A pandemia de coronavírus e a alta no preços de alimentos têm provocado mudanças nas refeições dos brasileiros. Depois de cortar a carne e substituir até o frango pelo ovo, a vendedora Liliane Siqueira, 45, cogita agora mais uma alteração no cardápio da família: incluir salsicha nas refeições. Como a carne vermelha já está ''nas alturas", agora até as proteínas que eram opções mais em conta em 2020, como o ovo, a carne de porco e o frango, podem ficar mais caras. A projeção dos produtores é que esses alimentos subam até 50% nos próximos meses.
Segundo a Associação Brasileira de Proteína Animal (ABPA), a nova alta será consequência da elevação dos preços do farelo de soja e milho, principais componentes da nutrição dos animais. Em Minas Gerais, no último ano, o preço do milho pago ao produtor subiu 108% e da soja 50%, segundo Federação da Agricultura e Pecuária do Estado de Minas Gerais (Faemg).
O resultado de todas essas altas, de acordo com o presidente da ABPA, Ricardo Santin, foi o aumento no Índice de Custo de Produção de junho, que teve acréscimo de 52,3% para frangos e 47,53% para suínos. Como consequência, no acumulado do últimos 12 meses, segundo o IBGE, as carnes de porco já dispararam mais de 32%, enquanto o frango e ovos, subiram 19,77% e 16,41%, respectivamente.
Como a carne bovina subiu até 46,06% em um ano, dependendo do corte, a migração do consumidor para frango e porco também pressionou seus preços.
“Uma parte desses custos já foi repassada, os produtores estão trabalhando no prejuízo desde setembro do ano passado. À medida que os estoques do milho e farelo de soja, comprados por um preço menor ano passado, acabarem, os criadores de frangos e suínos, granjas e empresas, terão de adquirir os grãos no preço atual, bem mais caro, e aí terão que fazer o repasse dos custos”, explica Santin. “Não queremos diminuir o prejuízo diminuindo produção, porque nesse cenário o consumidor além de pagar caro não vai encontrar o produto. Não tá faltando alimento apesar da exportação e do aumento da demanda. Nós não somos a causa do aumento”, completa o presidente da entidade.
Para o analista de agronegócios da Gerência Técnica do Sistema Faemg, Wallisson Lara, mais cedo ou mais tarde, os produtores iriam repassar os custos para o consumidor. “Temos visto os commodities do agro no geral puxado pelo efeito China. Temos a soja e o milho exportando mais. Com isso, o preço dos insumos estão inviabilizando o pecuarista, eles estão trabalhando no vermelho”, avalia o especialista, que cita também a alta demanda do mercado externo.

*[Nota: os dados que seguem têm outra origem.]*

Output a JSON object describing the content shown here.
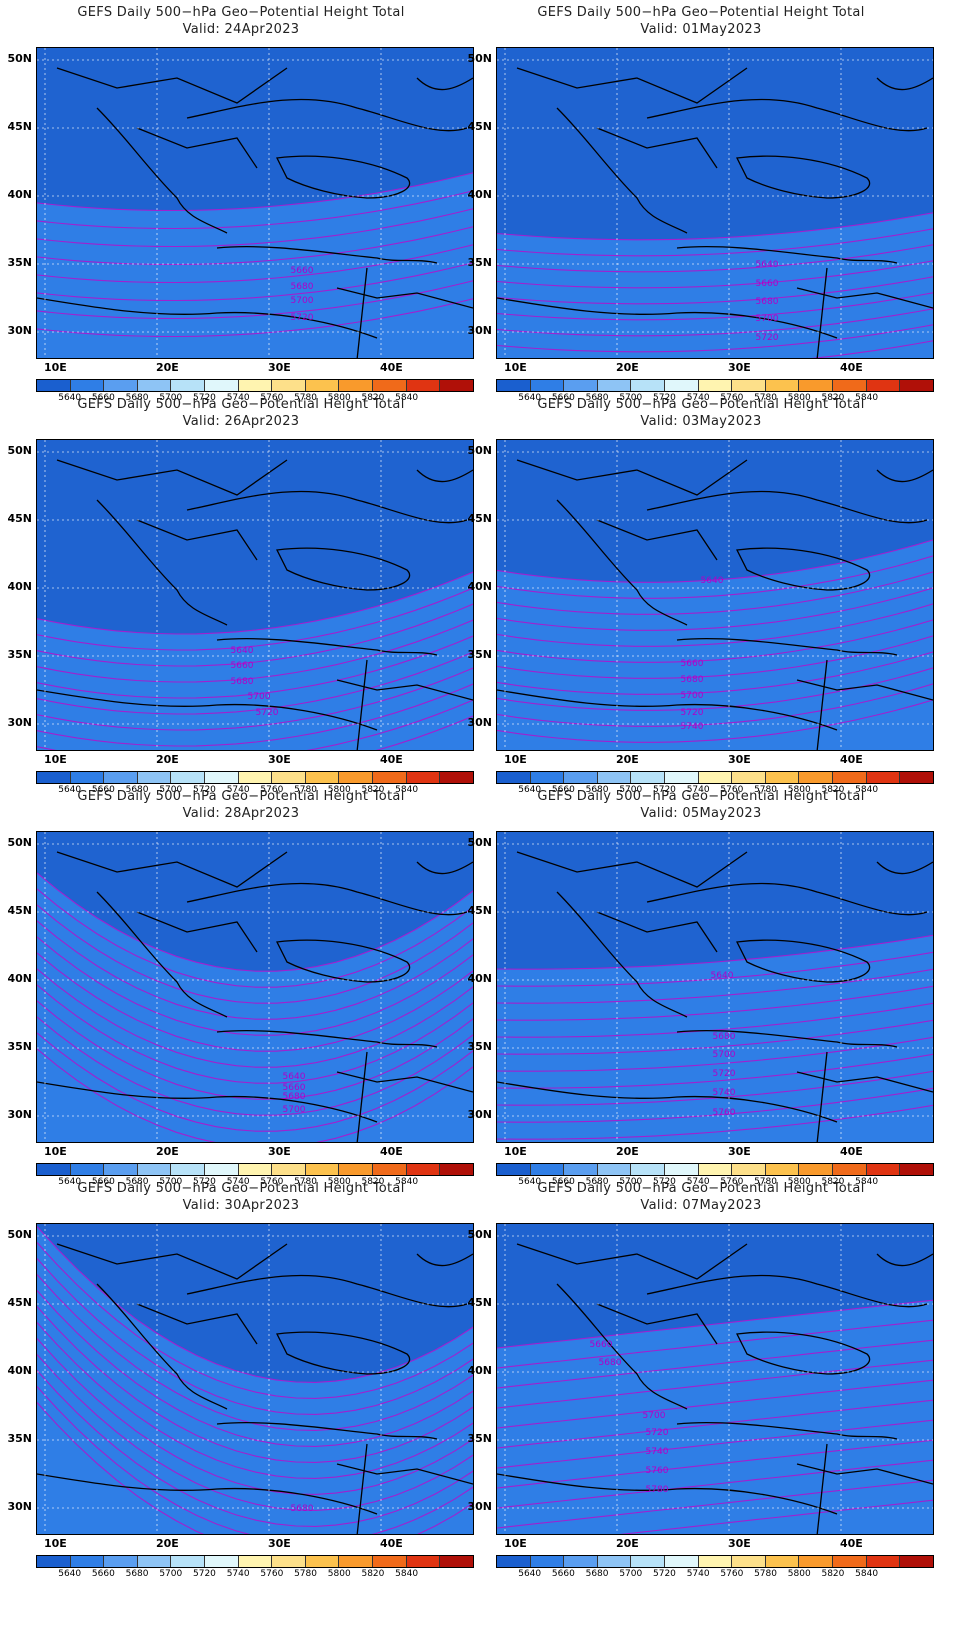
{
  "common_title": "GEFS Daily 500−hPa Geo−Potential Height Total",
  "valid_prefix": "Valid: ",
  "lat_labels": [
    "50N",
    "45N",
    "40N",
    "35N",
    "30N"
  ],
  "lon_labels": [
    "10E",
    "20E",
    "30E",
    "40E"
  ],
  "colorbar": {
    "labels": [
      "5640",
      "5660",
      "5680",
      "5700",
      "5720",
      "5740",
      "5760",
      "5780",
      "5800",
      "5820",
      "5840"
    ],
    "colors": [
      "#1a5fcf",
      "#2f7ee6",
      "#5a9ef0",
      "#8ec4f5",
      "#b7e2f8",
      "#e0f7fb",
      "#fff4b0",
      "#fde08a",
      "#fcc24e",
      "#f99a2c",
      "#f06a1a",
      "#e03412",
      "#b01008"
    ]
  },
  "panels": [
    {
      "valid": "24Apr2023",
      "contour_labels": [
        "5660",
        "5680",
        "5700",
        "5720"
      ]
    },
    {
      "valid": "01May2023",
      "contour_labels": [
        "5640",
        "5660",
        "5680",
        "5700",
        "5720"
      ]
    },
    {
      "valid": "26Apr2023",
      "contour_labels": [
        "5640",
        "5660",
        "5680",
        "5700",
        "5720"
      ]
    },
    {
      "valid": "03May2023",
      "contour_labels": [
        "5640",
        "5660",
        "5680",
        "5700",
        "5720",
        "5740"
      ]
    },
    {
      "valid": "28Apr2023",
      "contour_labels": [
        "5640",
        "5660",
        "5680",
        "5700"
      ]
    },
    {
      "valid": "05May2023",
      "contour_labels": [
        "5640",
        "5680",
        "5700",
        "5720",
        "5740",
        "5760"
      ]
    },
    {
      "valid": "30Apr2023",
      "contour_labels": [
        "5680"
      ]
    },
    {
      "valid": "07May2023",
      "contour_labels": [
        "5660",
        "5680",
        "5700",
        "5720",
        "5740",
        "5760",
        "5780"
      ]
    }
  ]
}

Com o aumento dos preços, o Brasil registra, atualmente, o menor nível de consumo de carne bovina em 25 anos de acordo com a Companhia Nacional de Abastecimento (Conab). “Não sei o que me resta mais, só se comer salsicha, linguiça e pão com presunto”, desabafa Liliane.
Outro lado
A Associação de Frigoríficos de Minas Gerais, Espírito Santo e do Distrito Federal (Afrig) disse que não há possibilidade de aumento dos frangos e da carne de porco. “A China tem comprando mais devagar, então, a tendência é que sobre mais pro mercado externo”, destaca o presidente da entidade, Silvio Silveira.
Especialista aponta alta generalizada de produtos
Com a redução da renda, famílias de classes mais vulneráveis têm substituído as refeições por mingau durante a pandemia. De acordo com um estudo da Kantar, empresa especialista em dados e consultoria, o impacto da inflação no país aumentou também o consumo do hambúrguer, da linguiças, do pão industrial e da maionese.
Para quem está planejando substituições nas refeições devido a alta dos preços, o diretor do site Mercado Mineiro, Feliciano Abreu, alerta: “É difícil saber por que substituir. A salsicha, por exemplo, subiu 6% em dois meses em BH devido ao aumento da demanda. Então, nem tem sido uma solução, além de que é preciso cuidado ao olhar o preço, porque tem a questão da qualidade do produto até quando falamos na linguiça”, afirma o economista que já adianta que os preços tendem a continuar altos. “O aumento do preço é resultado da a exportação, do dólar, da desvalorização do real, com isso, o mercado interno acaba não compensando. Os preços não vão diminuir, é preciso aumentar poder do real”, destaca.